In Paris, there's a bakery on every corner offering buttery croissants, but residents are still slim enough to fit into elevators the size of coffins. What do the French know? This is the second of several posts on food and lifestyle in the city of lights. Read the first here.
Paris has supermarkets, and you can buy produce in them as in any U.S. store. But most people get their fruits and veggies from neighborhood open-air markets one or two days during the week year round.
These are not a few stalls of local farmers; we have our choice of hundreds of vendors. The variety far outstrips what you see in the local Monoprix or Franprix, and unlike most outdoor markets in the U.S., the prices are actually lower than the supermarkets.
Of course, just because it looks like a farmer's market doesn't mean it is; most of the produce comes from central distribution centers. (For a peek at these, check out the lovely movie, Paris, with Juliette Binoche.) Unless produce is labeled "AB" (for "agriculture bíologique" the equivalent to our "organic"), it is almost certainly raised with "traditional" methods.
But there's much to be said for how these markets put produce--traditional or not--within easy reach of people in all of Paris's neighborhoods.
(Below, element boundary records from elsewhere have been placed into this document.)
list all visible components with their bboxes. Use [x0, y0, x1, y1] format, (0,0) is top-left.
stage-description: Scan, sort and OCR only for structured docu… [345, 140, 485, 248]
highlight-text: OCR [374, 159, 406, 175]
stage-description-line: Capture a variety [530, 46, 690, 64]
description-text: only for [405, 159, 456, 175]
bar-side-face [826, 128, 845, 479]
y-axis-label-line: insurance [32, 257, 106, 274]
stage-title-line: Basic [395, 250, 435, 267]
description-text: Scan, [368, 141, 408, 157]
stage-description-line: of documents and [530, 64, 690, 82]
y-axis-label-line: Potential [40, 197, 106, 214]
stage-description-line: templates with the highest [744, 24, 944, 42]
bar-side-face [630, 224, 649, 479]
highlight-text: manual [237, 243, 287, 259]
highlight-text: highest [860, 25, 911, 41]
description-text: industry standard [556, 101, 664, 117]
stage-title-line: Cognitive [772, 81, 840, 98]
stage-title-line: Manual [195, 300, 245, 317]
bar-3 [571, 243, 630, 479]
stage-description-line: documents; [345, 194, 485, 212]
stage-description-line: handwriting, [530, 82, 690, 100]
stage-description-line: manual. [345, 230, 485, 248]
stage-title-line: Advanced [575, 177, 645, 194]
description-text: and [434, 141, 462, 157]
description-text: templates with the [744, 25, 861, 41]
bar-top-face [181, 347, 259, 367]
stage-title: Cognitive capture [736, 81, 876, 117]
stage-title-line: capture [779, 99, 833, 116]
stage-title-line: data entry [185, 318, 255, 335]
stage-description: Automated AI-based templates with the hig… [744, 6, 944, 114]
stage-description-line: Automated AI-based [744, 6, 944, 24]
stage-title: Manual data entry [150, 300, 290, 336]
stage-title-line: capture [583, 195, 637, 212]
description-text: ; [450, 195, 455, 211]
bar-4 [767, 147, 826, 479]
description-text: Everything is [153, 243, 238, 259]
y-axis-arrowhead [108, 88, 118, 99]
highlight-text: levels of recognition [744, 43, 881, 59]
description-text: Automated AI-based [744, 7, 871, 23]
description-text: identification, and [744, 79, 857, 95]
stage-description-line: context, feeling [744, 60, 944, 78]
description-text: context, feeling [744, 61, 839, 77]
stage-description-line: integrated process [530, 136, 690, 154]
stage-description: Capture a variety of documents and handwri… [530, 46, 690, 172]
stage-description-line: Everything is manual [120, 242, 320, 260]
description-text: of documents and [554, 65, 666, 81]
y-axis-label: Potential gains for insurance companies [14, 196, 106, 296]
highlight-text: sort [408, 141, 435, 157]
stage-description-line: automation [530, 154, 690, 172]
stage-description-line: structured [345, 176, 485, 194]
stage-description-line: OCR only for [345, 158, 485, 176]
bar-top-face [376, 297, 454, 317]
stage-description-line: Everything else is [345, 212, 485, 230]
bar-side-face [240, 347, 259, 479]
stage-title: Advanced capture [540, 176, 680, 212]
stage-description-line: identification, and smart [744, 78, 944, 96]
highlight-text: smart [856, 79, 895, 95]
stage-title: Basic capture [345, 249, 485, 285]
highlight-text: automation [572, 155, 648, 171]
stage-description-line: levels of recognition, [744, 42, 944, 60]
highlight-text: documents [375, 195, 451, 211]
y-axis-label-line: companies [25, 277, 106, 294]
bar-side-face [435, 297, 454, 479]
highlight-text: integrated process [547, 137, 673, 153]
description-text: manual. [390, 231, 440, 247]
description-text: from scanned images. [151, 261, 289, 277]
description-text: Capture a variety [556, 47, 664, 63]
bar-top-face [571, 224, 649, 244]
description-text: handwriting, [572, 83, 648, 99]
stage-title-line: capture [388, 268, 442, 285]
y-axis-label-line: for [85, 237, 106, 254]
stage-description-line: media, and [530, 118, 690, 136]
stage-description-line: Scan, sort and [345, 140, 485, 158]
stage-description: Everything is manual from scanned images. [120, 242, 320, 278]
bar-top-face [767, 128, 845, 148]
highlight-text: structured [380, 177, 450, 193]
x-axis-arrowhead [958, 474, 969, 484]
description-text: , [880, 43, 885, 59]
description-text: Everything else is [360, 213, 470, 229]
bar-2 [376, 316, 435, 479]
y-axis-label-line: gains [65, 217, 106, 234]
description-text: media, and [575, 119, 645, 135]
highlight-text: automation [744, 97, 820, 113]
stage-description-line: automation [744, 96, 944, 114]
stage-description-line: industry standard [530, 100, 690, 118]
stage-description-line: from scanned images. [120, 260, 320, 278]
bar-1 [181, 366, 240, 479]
Whereas fruits and veggies are some of the priciest items on our grocery lists in the States, here we can fill our large sack for less than 13 Euros. Snack food items are much more expensive in France relative to these healthy options. (For a point of comparison, watch Food, Inc, which gets inside the U.S. diet.)
So there it is: veggies cheaper than sweets. One more Paris secret.
U.S. cities (especially the NYs and Chicagos), what would it take to get an affordable outdoor market for your residents?